Death row trio says 11-year delay is inhuman; eight weeks for Centre to reply
The three condemned prisoners in the Rajiv Gandhi assassination case got a reprieve on Tuesday, with the Madras High Court staying their execution, due to be carried out on September 9.
A Division Bench, comprising Justices C. Nagappan and M. Sathyanarayanan, passed the interim order on petitions by Perarivalan, Santhan and Murugan. As the matter involved the consideration of a question of law, the petitions were being admitted and there would be an interim injunction, the Bench said.
Additional Solicitor-General M. Ravindran and Advocate-General A. Navaneethakrishnan took notice for the Central and State governments. The Bench said the counter should be filed in eight weeks.
As soon as the order was dictated in the court hall, there were joyous shouts inside and outside.
Slogans were raised on the court premises. Crackers were burst in front of the court.
The petitioners' main contention was that the delay in disposal of the mercy petitions by 11 years and four months made the execution of the death sentence “unduly harsh and excessive,” amounting to violation of their right to life under Article 21 of the Constitution.

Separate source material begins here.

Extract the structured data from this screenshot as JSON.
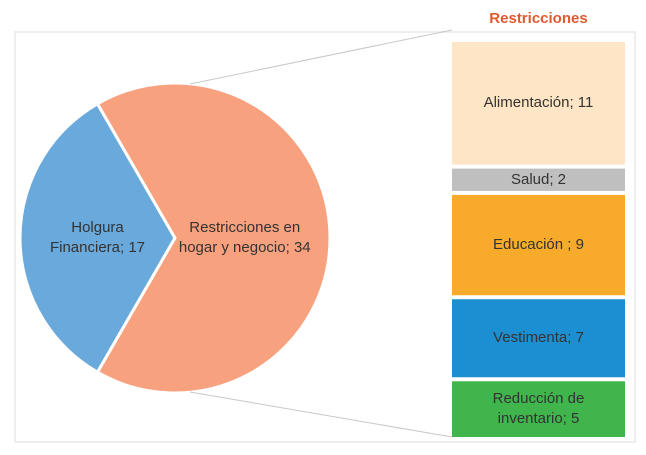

The sentence of death after 20 years of incarceration was “unjust and inhuman.”
The High Court's — and, eventually, Supreme Court's — ruling on the present matter will have implications for other high profile convicts on death row, including Afzal Guru and Davinder Pal Singh Bhullar, who have cited the lengthy delay in the disposal of their own mercy petitions as grounds for clemency.
Santhan and Murugan submitted that the jurisprudence in this issue was clearly developed by the Supreme Court. The consistent position was that if the delay was shown to be excessive and unjustified in the facts of the case, execution of the death sentence would amount to harsh and inhuman punishment violative of Article 21. The court should commute the death sentence.
Senior advocates Ram Jethmalani, R. Vaigai and Colin Gonsalves, appearing for the prisoners, argued that the long delay rendered the death penalty illegal and unconstitutional.
MDMK general secretary Vaiko, Perarivalan's mother Arputhammal and film director and leader of the Naam Tamizhar Iyakkam Seeman were among those present in the court hall.
There was jubilation on the court premises after the order. Members of various organisations raised slogans demanding the abolition of the death penalty.
Fighting back tears, Arputhammal said the three were innocent. They should be allowed to live. She thanked all those who struggled for the cause of her son and those who had brought a resolution in the Legislative Assembly appealing for commutation of their sentence.